CARI is a programme commissioned by Bill and Melinda Gates Foundation and BMZ (Government of Germany) which is managed by a consortium of partners led by GIZ (German Development Corporation) to improve the livelihood of 120,000 farmers who earn less than $2 a day in four African countries.

Speaking during the training yesterday at Idah, in Idah Local Government Area of Kogi State, CARI Operational Manager, Solomon Enebi Agamah, said the initiative’s objective was to improve the livelihood of over 50,000 small farmers in Nigeria and make them competitive in terms of productivity, product quality and pricing compared to farmers from other climes.

He said the reason for the training was to equip selected extension officers from Kogi and Niger states with knowledge about business so that they can also train other farmers on business skills because they have realised that there is need for farmers to have a change of mind set and start seeing farming as a business.

“The foundation of farming is good knowledge of both agriculture and business. What we have discovered is that even the bank, once they realise that a farmer is properly trained, it becomes easier to support him hence the emphasis on capacity building on business and agricultural practices. We would train them on business and good agricultural practice,” he said

Agamah also said that it is only a fully trained farmer that can be said to have the capacity to transform from a peasant to a business person because he is technically competent about good knowledge of agricultural practices.

“CARI targets 5,000 farmers in Kogi and another 5,000 in Niger State, while in all about 50,000 farmers would benefit from the training across the country.

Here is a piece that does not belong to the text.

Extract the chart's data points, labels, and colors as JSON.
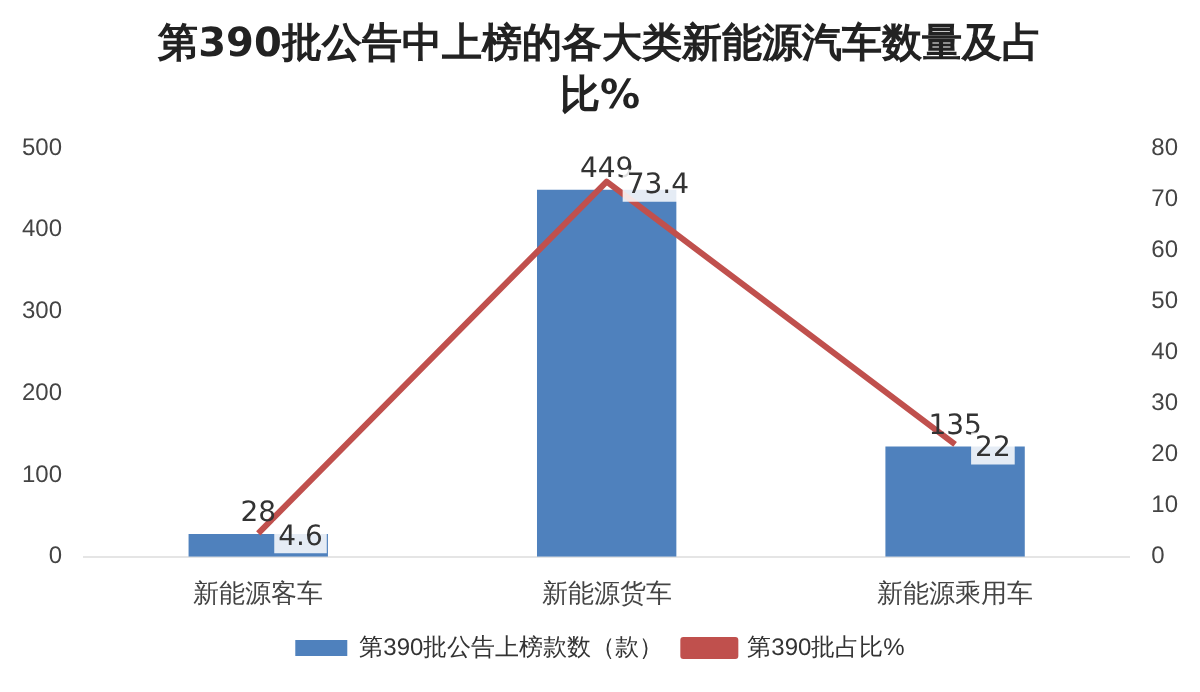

Apart from this, we also have series of other training for farmers. When we train farmers, we link them to inputs and finance to better their lot,” he said.

Also speaking, the state Commissioner of Agriculture, Zaccheus Oluwagbotemi  Atte, said the training would address the problem of farmers not seeing agriculture as a business.

He called on the participants to take the training serious so as to impart the knowledge gained to other farmers to improve their productivity, saying that the state government is in the process of giving credit facilities to farmers in the state.

He said the programme has come at a time when the state government has keyed into the agriculture transformation agenda, adding that the whole process of the transformation was getting farmers to engage in agriculture as a business.

One of the participants, Jimoh Zakari, commended the organiser of the programme, saying the knowledge gained would be of immense benefit to the farmers in their effort to improve productivity.